-
Notifications
You must be signed in to change notification settings - Fork 1.9k
Description
Is your feature request related to a problem? Please describe.
I have configured the Dead Letter Queue (DLQ) following the Fluent Bit documentation, where failed logs are written to the rejected directory after retries are exhausted.
When using Fluent Bit’s DLQ, chunks are retried and eventually rejected at the chunk level, not the record level. If a chunk contains multiple records (for example, 10 logs) and only one record fails (for example due to a parsing or mapping error in OpenSearch), the entire chunk is retried. Once retries are exhausted, the whole chunk is moved to the rejected directory, including records that were actually valid and would have been indexed successfully.
In my case, logs are primarily failing due to parsing/mapping errors, as I am using an OpenSearch index template with strict field definitions. A single record that does not conform to the template causes the entire chunk to fail.

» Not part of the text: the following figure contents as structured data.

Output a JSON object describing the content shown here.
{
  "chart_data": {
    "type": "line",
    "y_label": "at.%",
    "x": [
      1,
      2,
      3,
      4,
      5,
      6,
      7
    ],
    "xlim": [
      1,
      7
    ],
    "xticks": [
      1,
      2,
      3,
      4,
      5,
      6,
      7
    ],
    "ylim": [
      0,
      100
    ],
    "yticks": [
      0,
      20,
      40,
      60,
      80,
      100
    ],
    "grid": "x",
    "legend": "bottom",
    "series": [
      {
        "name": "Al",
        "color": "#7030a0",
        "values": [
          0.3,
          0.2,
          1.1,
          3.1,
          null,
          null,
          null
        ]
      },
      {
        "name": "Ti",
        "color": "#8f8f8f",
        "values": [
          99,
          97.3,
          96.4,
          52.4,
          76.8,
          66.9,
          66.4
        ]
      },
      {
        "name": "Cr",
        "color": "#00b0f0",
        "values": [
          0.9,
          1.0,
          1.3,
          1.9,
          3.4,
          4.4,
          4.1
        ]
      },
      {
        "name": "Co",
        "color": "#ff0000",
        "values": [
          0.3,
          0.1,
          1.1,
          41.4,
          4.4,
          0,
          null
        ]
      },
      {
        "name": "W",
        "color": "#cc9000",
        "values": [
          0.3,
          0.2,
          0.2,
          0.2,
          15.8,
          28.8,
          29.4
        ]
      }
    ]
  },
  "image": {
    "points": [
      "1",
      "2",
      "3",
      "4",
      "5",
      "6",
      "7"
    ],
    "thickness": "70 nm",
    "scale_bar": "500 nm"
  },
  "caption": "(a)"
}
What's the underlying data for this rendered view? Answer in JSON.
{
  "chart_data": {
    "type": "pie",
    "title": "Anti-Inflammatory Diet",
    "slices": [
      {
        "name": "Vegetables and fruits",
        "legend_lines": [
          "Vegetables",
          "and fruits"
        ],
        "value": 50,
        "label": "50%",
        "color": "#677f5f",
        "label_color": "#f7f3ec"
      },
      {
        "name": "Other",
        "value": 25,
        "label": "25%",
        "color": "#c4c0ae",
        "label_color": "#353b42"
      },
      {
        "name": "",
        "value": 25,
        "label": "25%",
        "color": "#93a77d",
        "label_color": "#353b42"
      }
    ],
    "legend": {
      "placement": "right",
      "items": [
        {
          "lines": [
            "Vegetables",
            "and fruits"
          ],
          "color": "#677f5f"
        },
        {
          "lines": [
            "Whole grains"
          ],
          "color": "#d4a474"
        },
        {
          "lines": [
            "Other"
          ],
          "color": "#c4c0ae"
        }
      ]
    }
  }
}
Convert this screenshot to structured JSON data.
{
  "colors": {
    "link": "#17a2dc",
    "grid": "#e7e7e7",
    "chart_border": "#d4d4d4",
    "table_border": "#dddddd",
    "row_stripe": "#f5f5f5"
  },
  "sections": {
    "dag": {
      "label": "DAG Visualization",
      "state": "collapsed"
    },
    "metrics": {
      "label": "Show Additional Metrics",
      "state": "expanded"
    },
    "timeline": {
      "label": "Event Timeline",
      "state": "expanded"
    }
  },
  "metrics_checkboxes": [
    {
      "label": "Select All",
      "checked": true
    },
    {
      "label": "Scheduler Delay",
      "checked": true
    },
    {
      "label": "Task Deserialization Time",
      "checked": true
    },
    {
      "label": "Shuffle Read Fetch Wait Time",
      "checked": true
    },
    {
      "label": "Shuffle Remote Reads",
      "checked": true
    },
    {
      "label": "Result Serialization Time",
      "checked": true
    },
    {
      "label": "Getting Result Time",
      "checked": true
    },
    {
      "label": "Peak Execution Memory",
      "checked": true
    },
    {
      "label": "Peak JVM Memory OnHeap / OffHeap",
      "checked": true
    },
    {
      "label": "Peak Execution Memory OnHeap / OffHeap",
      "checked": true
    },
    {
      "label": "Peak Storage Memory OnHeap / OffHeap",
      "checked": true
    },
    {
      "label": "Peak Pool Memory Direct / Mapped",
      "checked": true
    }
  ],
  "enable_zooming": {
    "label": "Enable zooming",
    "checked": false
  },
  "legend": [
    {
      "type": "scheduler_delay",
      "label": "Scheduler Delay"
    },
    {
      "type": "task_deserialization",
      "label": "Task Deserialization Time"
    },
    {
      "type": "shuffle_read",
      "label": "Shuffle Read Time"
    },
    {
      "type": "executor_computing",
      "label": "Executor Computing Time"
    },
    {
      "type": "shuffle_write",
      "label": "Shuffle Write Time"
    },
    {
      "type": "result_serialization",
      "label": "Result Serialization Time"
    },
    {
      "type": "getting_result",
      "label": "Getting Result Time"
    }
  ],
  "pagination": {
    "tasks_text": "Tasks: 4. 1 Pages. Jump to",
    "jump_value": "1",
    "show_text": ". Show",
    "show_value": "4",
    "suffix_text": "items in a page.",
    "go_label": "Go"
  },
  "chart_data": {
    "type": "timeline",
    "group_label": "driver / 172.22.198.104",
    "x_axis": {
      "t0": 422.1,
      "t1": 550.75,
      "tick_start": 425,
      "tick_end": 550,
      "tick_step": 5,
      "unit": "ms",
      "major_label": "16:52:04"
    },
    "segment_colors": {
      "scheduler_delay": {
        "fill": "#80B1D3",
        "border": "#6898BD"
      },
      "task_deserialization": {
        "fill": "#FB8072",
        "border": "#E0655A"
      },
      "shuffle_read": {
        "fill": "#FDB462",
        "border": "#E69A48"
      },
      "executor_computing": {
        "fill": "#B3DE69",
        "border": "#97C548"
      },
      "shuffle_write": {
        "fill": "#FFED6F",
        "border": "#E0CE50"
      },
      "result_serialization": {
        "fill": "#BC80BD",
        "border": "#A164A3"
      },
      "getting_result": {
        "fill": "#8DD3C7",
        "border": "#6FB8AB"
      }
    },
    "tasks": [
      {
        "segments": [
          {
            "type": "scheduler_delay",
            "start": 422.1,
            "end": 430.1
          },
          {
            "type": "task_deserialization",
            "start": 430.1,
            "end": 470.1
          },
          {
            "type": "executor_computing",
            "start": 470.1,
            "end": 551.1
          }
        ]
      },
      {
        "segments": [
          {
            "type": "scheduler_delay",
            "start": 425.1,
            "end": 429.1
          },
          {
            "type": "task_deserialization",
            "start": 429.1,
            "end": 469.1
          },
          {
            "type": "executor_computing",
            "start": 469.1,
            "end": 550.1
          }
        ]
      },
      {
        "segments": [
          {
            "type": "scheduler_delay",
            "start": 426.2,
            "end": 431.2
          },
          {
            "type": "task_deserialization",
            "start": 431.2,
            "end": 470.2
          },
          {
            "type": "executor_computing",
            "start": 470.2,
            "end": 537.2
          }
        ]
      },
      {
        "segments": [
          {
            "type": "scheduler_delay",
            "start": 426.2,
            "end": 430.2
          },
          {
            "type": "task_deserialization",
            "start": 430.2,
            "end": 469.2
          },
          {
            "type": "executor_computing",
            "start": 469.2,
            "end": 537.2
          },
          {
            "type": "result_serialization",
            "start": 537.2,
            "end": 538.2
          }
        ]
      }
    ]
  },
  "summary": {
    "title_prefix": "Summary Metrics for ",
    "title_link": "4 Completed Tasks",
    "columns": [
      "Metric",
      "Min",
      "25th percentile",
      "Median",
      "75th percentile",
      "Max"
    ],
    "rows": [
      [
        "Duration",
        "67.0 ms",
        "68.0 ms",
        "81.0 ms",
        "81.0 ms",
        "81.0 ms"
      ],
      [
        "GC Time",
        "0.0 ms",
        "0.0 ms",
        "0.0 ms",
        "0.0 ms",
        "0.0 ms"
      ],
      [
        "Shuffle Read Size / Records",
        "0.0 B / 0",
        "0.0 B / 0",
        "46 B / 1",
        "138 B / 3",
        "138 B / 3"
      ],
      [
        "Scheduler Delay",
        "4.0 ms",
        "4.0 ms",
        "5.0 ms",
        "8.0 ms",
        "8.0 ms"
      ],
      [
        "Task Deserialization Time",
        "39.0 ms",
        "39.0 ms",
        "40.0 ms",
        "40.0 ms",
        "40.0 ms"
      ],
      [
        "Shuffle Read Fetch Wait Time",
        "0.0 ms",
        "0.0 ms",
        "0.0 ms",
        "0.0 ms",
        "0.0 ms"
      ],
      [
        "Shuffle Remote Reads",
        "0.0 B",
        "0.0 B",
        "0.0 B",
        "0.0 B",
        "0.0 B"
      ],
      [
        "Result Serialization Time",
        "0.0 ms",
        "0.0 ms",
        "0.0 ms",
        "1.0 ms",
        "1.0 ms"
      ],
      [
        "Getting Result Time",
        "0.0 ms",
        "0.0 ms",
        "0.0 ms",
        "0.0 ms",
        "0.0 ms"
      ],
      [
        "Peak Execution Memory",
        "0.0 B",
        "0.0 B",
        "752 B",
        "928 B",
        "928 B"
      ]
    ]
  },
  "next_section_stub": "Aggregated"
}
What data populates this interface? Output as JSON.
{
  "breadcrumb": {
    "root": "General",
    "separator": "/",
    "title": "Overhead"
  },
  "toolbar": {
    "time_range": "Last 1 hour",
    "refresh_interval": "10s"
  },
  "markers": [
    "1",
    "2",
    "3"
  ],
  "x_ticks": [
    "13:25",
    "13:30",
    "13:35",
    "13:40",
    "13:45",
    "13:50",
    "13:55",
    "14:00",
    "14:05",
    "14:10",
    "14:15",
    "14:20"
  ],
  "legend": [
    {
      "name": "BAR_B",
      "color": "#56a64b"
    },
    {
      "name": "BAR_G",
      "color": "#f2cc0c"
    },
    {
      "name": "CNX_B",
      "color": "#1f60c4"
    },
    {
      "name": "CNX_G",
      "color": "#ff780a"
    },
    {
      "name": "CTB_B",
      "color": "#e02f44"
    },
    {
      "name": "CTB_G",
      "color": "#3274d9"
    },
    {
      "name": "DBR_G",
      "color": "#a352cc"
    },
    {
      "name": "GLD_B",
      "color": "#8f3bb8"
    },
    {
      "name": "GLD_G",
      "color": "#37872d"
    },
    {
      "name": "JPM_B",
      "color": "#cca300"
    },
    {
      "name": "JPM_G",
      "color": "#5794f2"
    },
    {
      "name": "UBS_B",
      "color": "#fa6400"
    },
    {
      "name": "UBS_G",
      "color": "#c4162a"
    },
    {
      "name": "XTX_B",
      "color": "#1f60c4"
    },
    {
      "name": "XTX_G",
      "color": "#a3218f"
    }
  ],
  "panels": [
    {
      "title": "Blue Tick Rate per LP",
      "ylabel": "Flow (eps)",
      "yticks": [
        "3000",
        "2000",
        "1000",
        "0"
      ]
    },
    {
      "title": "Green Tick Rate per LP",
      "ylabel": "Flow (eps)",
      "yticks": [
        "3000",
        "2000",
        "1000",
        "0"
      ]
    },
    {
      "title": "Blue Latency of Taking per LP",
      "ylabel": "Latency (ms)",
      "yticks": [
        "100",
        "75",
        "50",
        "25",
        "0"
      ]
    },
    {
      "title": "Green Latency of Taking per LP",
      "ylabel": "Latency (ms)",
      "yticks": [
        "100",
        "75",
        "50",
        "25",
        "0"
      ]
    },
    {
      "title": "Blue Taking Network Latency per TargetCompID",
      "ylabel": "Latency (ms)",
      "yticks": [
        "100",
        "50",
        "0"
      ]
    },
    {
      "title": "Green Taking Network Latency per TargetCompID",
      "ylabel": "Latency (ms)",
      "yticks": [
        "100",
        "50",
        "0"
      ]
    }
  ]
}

This makes it difficult to identify:
-Which specific record(s) caused the failure
-Why the failure occurred
-Which records in the rejected chunk are actually valid vs invalid
As a result, troubleshooting and recovery from DLQ becomes unnecessarily complex and error-prone.
Describe the solution you'd like
Fluent Bit to support record-level identification for failures when using DLQ, ideally by tagging/labeling failed records and allowing them to be routed separately.
Preferred behavior (retag + re-inject into the pipeline):
Add a config option to retag failed records and re-inject them into the pipeline so they can be routed to a different output.
If retagging/re-injection is not feasible, then at least include some per-record failure labeling/metadata in the DLQ output (e.g., in the rejected chunk itself or a sidecar metadata file) so that from the rejected directory we can quickly identify which record(s) failed and why, instead of having to manually sift through chunks that contain both successful and failed records.
Describe alternatives you've considered
As a workaround, we chose to send logs to Kafka as the output instead of directly indexing into OpenSearch. We then implemented custom consumer logic to insert records into OpenSearch and handle failed logs at the record level.